The Westminster Confession of Faith, Chapter 3, Paragraph 1, states this concerning secondary causes:

God, from all eternity, did, by the most wise and holy counsel of his own will, freely, and unchangeably ordain whatsoever comes to pass yet so, as thereby neither is God the author of sin, nor is violence offered to the will of the creatures; nor is the liberty or contingency of second causes taken away, but rather established.

Every action and circumstance have been ordained by God. Yet, He has chosen to accomplish His ordained plan through secondary causes, namely our choices.

Thereby, the sovereignty of God does not excuse man for his actions. The Bible affirms from cover to cover that every man is responsible for his actions!

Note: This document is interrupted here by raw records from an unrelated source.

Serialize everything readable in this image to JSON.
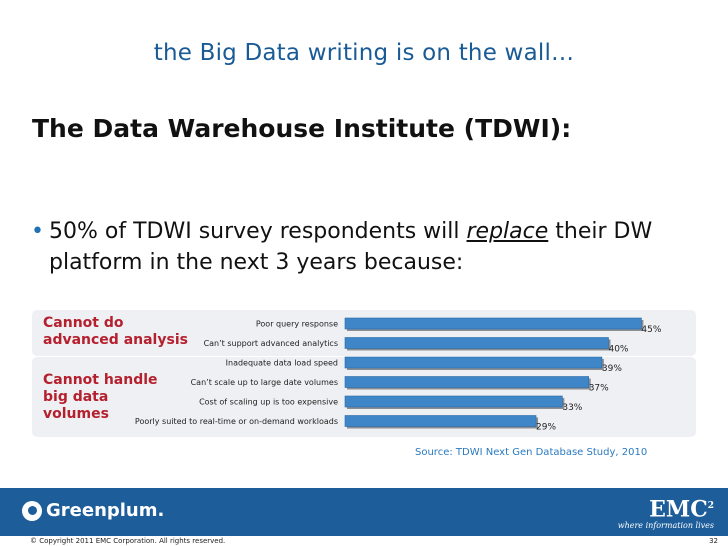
{
  "slide": {
    "title": "the Big Data writing is on the wall…",
    "heading": "The Data Warehouse Institute (TDWI):",
    "bullet_before": "50% of TDWI survey respondents will ",
    "bullet_emphasis": "replace",
    "bullet_after": " their DW platform in the next 3 years because:",
    "bullet_symbol": "•"
  },
  "groups": [
    {
      "label": "Cannot do advanced analysis"
    },
    {
      "label": "Cannot handle big data volumes"
    }
  ],
  "chart_data": {
    "type": "bar",
    "orientation": "horizontal",
    "categories": [
      "Poor query response",
      "Can’t support advanced analytics",
      "Inadequate data load speed",
      "Can’t scale up to large date volumes",
      "Cost of scaling up is too expensive",
      "Poorly suited to real-time or on-demand workloads"
    ],
    "values": [
      45,
      40,
      39,
      37,
      33,
      29
    ],
    "value_labels": [
      "45%",
      "40%",
      "39%",
      "37%",
      "33%",
      "29%"
    ],
    "xlim": [
      0,
      46
    ],
    "bar_color": "#3f86c8",
    "grid": false,
    "legend": "none"
  },
  "source": "Source: TDWI Next Gen Database Study, 2010",
  "footer": {
    "brand_left": "Greenplum.",
    "brand_right": "EMC",
    "brand_right_sup": "2",
    "brand_right_tagline": "where information lives",
    "copyright": "© Copyright 2011 EMC Corporation. All rights reserved.",
    "page_number": "32"
  },
  "colors": {
    "title": "#1a5b96",
    "group_label": "#b5202e",
    "footer_bg": "#1c5d9a",
    "panel_bg": "#eef0f3"
  }
}
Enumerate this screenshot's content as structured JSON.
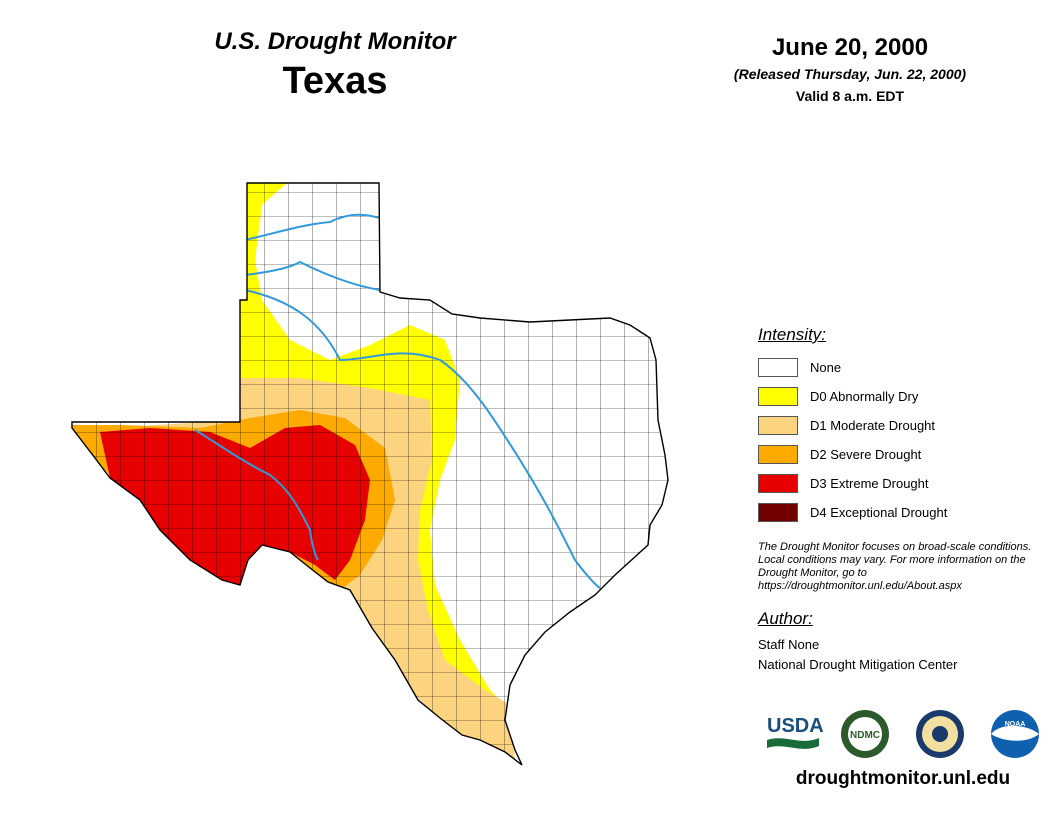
{
  "header": {
    "monitor_title": "U.S. Drought Monitor",
    "state": "Texas",
    "date": "June 20, 2000",
    "released": "(Released Thursday, Jun. 22, 2000)",
    "valid": "Valid 8 a.m. EDT"
  },
  "legend": {
    "title": "Intensity:",
    "items": [
      {
        "label": "None",
        "color": "#ffffff"
      },
      {
        "label": "D0 Abnormally Dry",
        "color": "#ffff00"
      },
      {
        "label": "D1 Moderate Drought",
        "color": "#fcd37f"
      },
      {
        "label": "D2 Severe Drought",
        "color": "#ffaa00"
      },
      {
        "label": "D3 Extreme Drought",
        "color": "#e60000"
      },
      {
        "label": "D4 Exceptional Drought",
        "color": "#730000"
      }
    ]
  },
  "note": "The Drought Monitor focuses on broad-scale conditions. Local conditions may vary. For more information on the Drought Monitor, go to https://droughtmonitor.unl.edu/About.aspx",
  "author": {
    "title": "Author:",
    "name": "Staff None",
    "org": "National Drought Mitigation Center"
  },
  "logos": {
    "usda": "USDA",
    "ndmc": "NDMC",
    "noaa": "NOAA"
  },
  "site_url": "droughtmonitor.unl.edu",
  "colors": {
    "river": "#3399dd",
    "county_line": "#000000"
  }
}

The Creator has the right to make creatures as He wills. The Apostle Paul used very strong words aimed at those who rejected the absolute sovereignty of God in choosing some for salvation and passing over others. “But who are you, O man, to answer back to God? Will what is molded say to its molder, “Why have you make me like this”’ (Romans 9:20)?

You may be thinking that the doctrine of secondary causes is interesting but all that one needs is to believe in Jesus. True, but simply saying His name is not the extent of the saving faith given by God. When one comes to Jesus, he comes to the One who is Lord of all. He is the one by whom and for whom all creation was made. His word declares that we are accountable to Him for our choices. He has also revealed Himself to be the sovereign ruler of the Universe. True, all that is necessary is to believe in Jesus, but in what Jesus do you believe? Is He the one who somehow permits you to wander in life as you choose or is He the one offered in the gospel who has ordained the steps of your life?